Setelah mengobrol sampai larut malam akhirnya Septi memutuskan
untuk beristirahat karena besok dia ada jadwal kuliah pagi,

“Jun turu yoh wes ngantuk ki"

(Jun ayo tidur, aku udah ngantuk nih) ucap Septi dengan mata yang mulai memerah sepertinya ia sudah tak tahan untuk diajak berbincang

“Yawes turuo disek aku te ndelok tv diluk,
ngko tak susul nok kamar"

(Ya udah kamu duluan deh aku mau nonton tv sebentar, nanti aku susul kekamar) Ucapku karena ingin menonton sebuah acara komedi di tv

Septi pun langsung menuju kamar. Aku yang berada diruang tv sendirian mencari acara komedi kesukaanku, setelah 15 menit
kemudian bunyi pintu kamar tidur seperti terbuka,

*Kriettt*

Nampak Septi menuju belakang, mungkin dia ingin buang air kecil.
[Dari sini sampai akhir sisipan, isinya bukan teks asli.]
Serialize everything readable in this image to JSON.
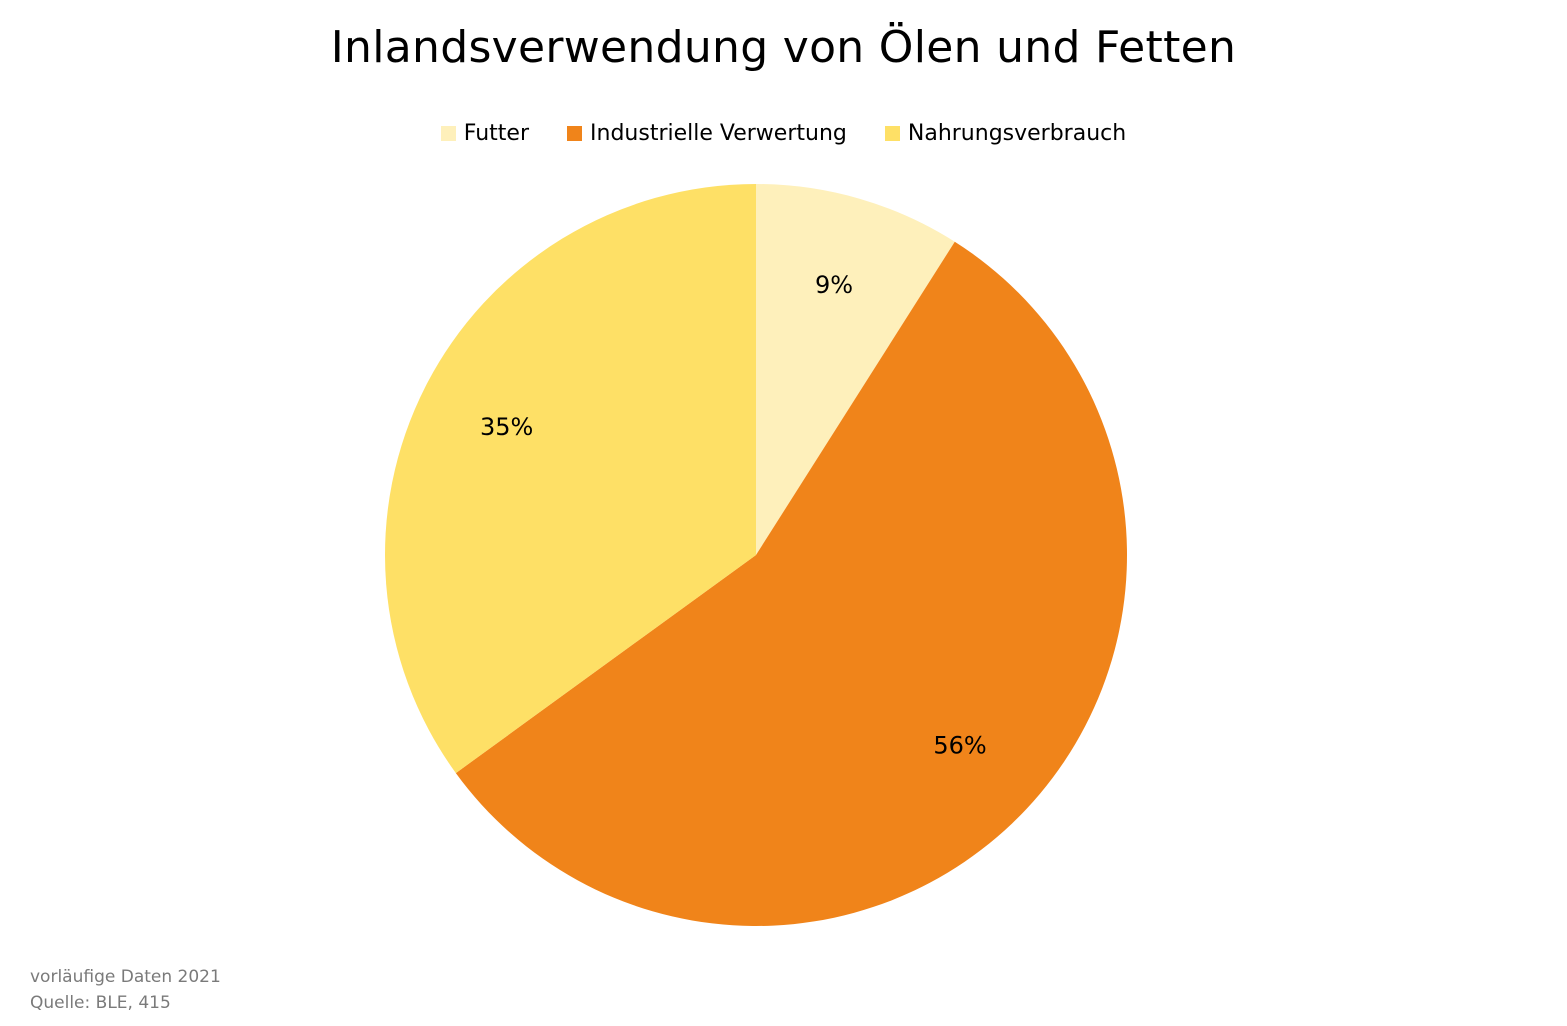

Aku pun kembali fokus menonton acara komedi sambil tertawa sendiri, 1 jam berlalu namun Septi belum kembali dari belakang.
“Sep kamu kenapa, kok ga balik-balik dari belakang” Dengan sedikit teriak, namun tiada jawaban dari Septi kala itu. Aku yang khawatir berusaha memastikan ke bagian belakang rumahku

Ternyata saat kuintip dari pintu, Septi sedang berada didapur, didepan kompor.
pikirku mungkin saja Septi merasakan lapar, jadi dia membuat mie instant yang dibelinya tadi sore,

“Bok wes lesu maneh a, doyan mangan yo ternyata"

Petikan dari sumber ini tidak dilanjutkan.